Extensive diagnostic work-up for patients with CUP in the Netherlands, irrespective of fitness

Patients with a carcinoma of unknown primary (CUP) in the Netherlands undergo an extensive diagnostic work-up, where the patient’s fitness does not appear to make any difference. IKNL-researcher Laura Meijer and colleagues conclude this in a recent paper on CUP diagnostics and treatment in the Netherlands, using data from the Netherlands Cancer Registry. The patient’s fitness did make a difference in whether a patient received systemic and/or local treatment, although most patients included in the study (58%) did not receive any treatment at all.

Previously, there was little information available on CUP diagnostics and treatment in daily practice, even though the problem with CUP lies in diagnostics and treatment because the primary tumour cannot be found. Therefore Meijer and colleagues from IKNL, AmsterdamUMC and Viecuri Medical Centrum studied data on diagnostics and treatment from 161 CUP patients from 2014-2015, using the Netherlands Cancer Registry, and compared these data to the Dutch CUP guideline.

Diagnostic imaging

Patients underwent diagnostic imaging 5 times on average (between 1 and 17 times), including both invasive and non-invasive techniques. The patient files were not always conclusive on why certain imaging techniques were used (e.g. to find the primary location or determine the extent of the disease). A patient’s fitness also did not seem to influence the number of times they underwent diagnostic imaging. As CUP is diagnosed by exclusion, it is imaginable that a patient would go through a more extensive diagnostic work-up in order to find the primary tumour, according to the researchers. The researchers do pose the question if such extensive testing and retesting is beneficial to patients with extensive metastatic disease, especially since they have a generally short life expectancy.

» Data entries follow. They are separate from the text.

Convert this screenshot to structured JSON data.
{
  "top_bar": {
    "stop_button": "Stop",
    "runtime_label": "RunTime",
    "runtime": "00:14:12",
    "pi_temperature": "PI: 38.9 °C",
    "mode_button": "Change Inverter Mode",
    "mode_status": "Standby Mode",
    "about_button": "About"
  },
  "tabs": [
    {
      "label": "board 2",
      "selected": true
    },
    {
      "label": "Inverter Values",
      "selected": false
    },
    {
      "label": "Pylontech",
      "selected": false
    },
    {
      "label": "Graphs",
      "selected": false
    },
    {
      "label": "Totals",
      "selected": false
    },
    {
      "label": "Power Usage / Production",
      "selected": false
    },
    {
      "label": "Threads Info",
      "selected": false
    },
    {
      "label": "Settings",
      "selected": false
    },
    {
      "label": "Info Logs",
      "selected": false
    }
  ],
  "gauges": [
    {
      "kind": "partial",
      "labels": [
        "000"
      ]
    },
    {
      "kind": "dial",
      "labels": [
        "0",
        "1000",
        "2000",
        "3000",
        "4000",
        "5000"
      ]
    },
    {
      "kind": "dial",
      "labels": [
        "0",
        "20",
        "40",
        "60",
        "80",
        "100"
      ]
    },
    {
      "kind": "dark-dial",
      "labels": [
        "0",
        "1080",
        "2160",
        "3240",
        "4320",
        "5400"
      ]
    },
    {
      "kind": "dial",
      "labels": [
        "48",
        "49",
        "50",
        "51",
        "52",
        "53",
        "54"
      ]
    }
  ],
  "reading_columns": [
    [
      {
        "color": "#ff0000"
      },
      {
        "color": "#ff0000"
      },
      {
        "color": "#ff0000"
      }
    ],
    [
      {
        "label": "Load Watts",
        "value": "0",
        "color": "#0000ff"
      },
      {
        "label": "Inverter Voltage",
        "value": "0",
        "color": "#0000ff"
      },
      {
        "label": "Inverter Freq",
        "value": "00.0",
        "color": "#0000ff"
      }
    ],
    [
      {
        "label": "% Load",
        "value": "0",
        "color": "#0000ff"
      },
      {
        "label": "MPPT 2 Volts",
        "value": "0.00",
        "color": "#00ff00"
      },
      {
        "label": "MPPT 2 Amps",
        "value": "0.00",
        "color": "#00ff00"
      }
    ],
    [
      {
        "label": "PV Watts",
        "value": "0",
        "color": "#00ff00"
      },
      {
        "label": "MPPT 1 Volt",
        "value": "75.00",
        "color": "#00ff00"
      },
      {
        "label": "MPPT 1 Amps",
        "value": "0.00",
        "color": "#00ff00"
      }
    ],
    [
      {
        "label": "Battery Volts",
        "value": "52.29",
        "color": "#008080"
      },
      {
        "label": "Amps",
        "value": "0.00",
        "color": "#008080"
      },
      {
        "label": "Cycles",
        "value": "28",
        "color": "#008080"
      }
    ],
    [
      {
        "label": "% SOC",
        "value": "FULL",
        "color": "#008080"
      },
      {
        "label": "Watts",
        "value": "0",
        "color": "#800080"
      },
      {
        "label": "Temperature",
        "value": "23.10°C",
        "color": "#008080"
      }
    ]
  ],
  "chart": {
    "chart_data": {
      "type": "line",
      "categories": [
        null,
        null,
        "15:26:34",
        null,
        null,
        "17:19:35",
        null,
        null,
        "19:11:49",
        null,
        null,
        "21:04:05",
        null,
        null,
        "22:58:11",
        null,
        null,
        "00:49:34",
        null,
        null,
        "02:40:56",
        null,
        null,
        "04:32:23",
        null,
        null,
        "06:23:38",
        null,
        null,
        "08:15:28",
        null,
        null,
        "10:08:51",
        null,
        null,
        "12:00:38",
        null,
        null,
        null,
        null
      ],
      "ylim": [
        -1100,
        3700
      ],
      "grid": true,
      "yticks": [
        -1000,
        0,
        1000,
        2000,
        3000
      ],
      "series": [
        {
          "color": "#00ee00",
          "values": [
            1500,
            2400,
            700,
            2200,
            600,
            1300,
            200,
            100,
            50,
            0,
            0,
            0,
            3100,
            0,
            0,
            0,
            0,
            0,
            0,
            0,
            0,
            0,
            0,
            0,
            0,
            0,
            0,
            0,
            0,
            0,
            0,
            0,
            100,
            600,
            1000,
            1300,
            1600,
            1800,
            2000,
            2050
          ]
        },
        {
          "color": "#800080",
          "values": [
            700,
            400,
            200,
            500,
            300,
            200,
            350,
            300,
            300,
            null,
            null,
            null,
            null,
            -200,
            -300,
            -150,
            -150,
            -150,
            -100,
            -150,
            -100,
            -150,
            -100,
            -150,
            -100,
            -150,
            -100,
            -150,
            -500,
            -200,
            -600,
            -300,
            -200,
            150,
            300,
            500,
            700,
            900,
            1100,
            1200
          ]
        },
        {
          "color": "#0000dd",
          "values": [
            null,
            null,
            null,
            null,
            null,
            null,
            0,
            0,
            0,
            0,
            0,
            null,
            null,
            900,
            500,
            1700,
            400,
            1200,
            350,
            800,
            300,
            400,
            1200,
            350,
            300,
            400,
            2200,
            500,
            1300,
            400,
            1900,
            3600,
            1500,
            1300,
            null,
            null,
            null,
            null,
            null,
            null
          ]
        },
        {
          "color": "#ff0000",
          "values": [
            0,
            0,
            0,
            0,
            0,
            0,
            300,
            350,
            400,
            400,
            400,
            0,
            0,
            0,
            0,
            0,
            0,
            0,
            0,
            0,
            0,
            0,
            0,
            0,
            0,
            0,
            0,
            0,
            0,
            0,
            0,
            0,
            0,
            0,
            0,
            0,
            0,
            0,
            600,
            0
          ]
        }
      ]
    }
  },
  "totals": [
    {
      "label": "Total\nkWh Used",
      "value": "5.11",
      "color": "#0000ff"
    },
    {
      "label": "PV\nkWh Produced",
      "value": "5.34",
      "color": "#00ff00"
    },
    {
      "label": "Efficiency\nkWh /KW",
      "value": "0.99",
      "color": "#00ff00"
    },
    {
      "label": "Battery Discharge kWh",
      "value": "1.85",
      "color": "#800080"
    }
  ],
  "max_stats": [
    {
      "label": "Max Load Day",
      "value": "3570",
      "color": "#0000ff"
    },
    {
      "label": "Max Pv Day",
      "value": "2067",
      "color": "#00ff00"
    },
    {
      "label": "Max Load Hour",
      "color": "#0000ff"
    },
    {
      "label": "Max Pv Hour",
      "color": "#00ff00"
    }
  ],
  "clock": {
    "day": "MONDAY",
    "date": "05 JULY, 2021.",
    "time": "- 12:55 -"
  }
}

Should we try to find the primary tumor, no matter the cost? Does that help the patient? Which patient does it help?

Remarkably, the researchers write, not all patients undergo the minimal set of diagnostic imaging techniques as recommended by the Dutch CUP guideline. The Dutch CUP guideline advises the use of a PET-CT scan during the diagnostic work-up, because this imaging technique seems to locate primary tumours more often compared to other imaging techniques. However, only 1 out of 4 patients underwent a PET-CT scan. The reason to deviate from the guideline in this instance is rarely recorded and thus remained unclear, although Meijer and colleagues propose that availability and the experiences and preferences of the medical specialist(s) could have influenced the choice of imaging techniques.

Diagnostic markers

The Dutch CUP guideline also advises to test patients for certain histopathological markers (CK7, CK20, TTF-1 en PSA or ER, depending on gender) to get as clear of a histopathological tumour profile as possible. Only 42% of patients were tested for all recommended markers, however. On the other hand, 57% of patients in the study was tested for Caudal-type homeobox transcription factor 2, even though this marker is not mentioned in the guideline. It is unclear why 52% percent of patients were not tested for all recommended markers – this requires more research as well as an evaluation of the currently recommended markers, according to Meijer and colleagues. Considering the average CUP patient’s poor prognosis, the researchers conclude that better understanding in the extent and added value of the diagnostic work-up is key.


The longer a patient survived, the bigger the chance that they received treatment. However, the majority of patients (58%) did not receive any treatment at all. Patients in this study had a smaller chance of receiving treatment if their fitness was relatively low. This is in concurrence with the Dutch CUP guideline, which proposes to differentiate between patients with high and low fitness levels. In general, it appears effectivity of chemotherapy is limited in CUP patients, even though toxicity levels are considerable.

More information

Meijer, L., Verhoeven, R.H.A., de Hingh, I.H.J.T., van de Wouw, A.J., van Laarhoven, H.W.M., Lemmens, V.E.P.P., & Loef, C. (2021). Extensive diagnostic work-up for patients with carcinoma of unknown primary. Clinical & Experimental Metastasis, 38(2), 231-238.